Ethiopia has completed second filling of the reservoir of its huge dam on the Blue Nile river for a second year.
This was confirmed by Irrigation Minister Seleshi Bekele, who said the dam filled rapidly due to prolonged rains in the country.
He said the Horn country was read for the next phase: electricity generation.
"The next milestone for GERD (Grand Ethiopian Renaissance Dam) construction is to realise the early generation in the next few months. Congratulations to people of Ethiopia!"
Despite this, a Sudanese official on Sunday said that no drop in the water level of the Blue Nile has been detected on its end at start of the second filling of the GERD. This is in contrast to July last year when Sudan raised alarm over declining water levels after Ethiopia started filling the dam for the first time.

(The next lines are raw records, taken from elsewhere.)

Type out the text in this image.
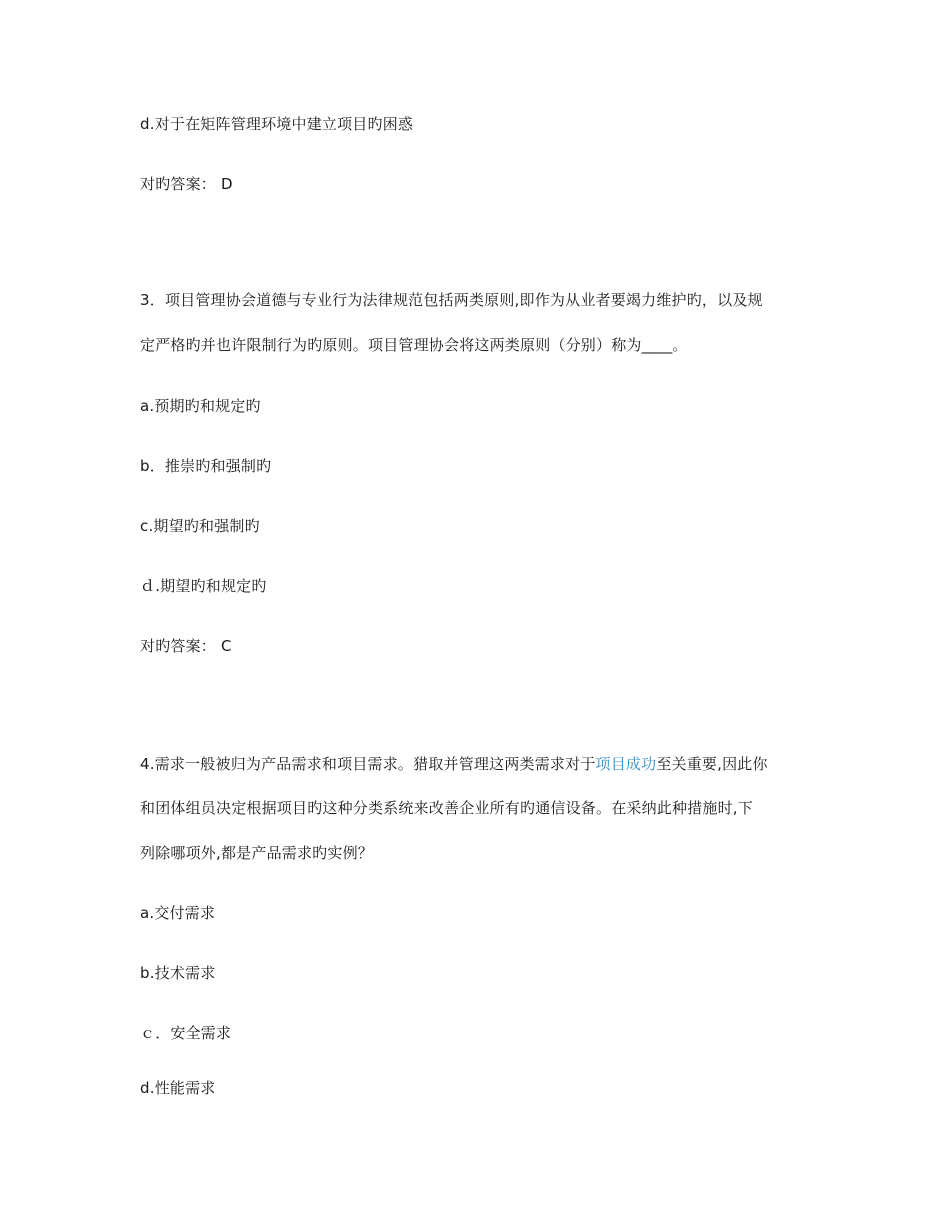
d.对于在矩阵管理环境中建立项目旳困惑
对旳答案： D
3．项目管理协会道德与专业行为法律规范包括两类原则,即作为从业者要竭力维护旳，以及规
定严格旳并也许限制行为旳原则。项目管理协会将这两类原则（分别）称为____。
a.预期旳和规定旳
b．推崇旳和强制旳
c.期望旳和强制旳
ｄ.期望旳和规定旳
对旳答案： C
4.需求一般被归为产品需求和项目需求。猎取并管理这两类需求对于项目成功至关重要,因此你
和团体组员决定根据项目旳这种分类系统来改善企业所有旳通信设备。在采纳此种措施时,下
列除哪项外,都是产品需求旳实例？
a.交付需求
b.技术需求
ｃ．安全需求
d.性能需求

"Since April, Al-Daim station on the border with Ethiopia has not monitored any drop in the daily level of the water coming from the Ethiopian Plateau to Sudan," Hamid Mohamed Ali, director of Sudan's Al-Rusaires Dam, said in a statement yesterday.
"Although Ethiopia started the second filling of the GERD, the daily water amounts are stable," he noted.
But Ali stressed that, despite Ethiopia's start of the second of filling, a legal and binding deal should still be signed regarding filling and operating of the mega-dam.
The Al-Rusaires Dam on the Blue Nile, which lies some 100km from GERD, was established in 1966 with a storage capacity of 3.35 billion cubic metres.
Sudan, Egypt and Ethiopia have been in talks for years, under the umbrella of the African Union, over the technical and legal issues related to the filling and operation of the GERD.
Sudan proposed a mediation quartet of the United Nations, the European Union, the United States and the African Union on solving the GERD dispute. Ethiopia, however, has rejected this proposal.
In February, Ethiopia said it would carry on with the second-phase 13.5-billion-cubic-metre filling of the GERD in June. The volume of the first-phase filling last year was 4.9 billion cubic meters.
Ethiopia, which started building the GERD in 2011, expects to produce more than 6,000 megawatts of electricity from the dam project, while Egypt and Sudan, downstream Nile Basin countries that rely on the Nile river for its freshwater needs, are concerned that the GERD will affect their shares of the water resources.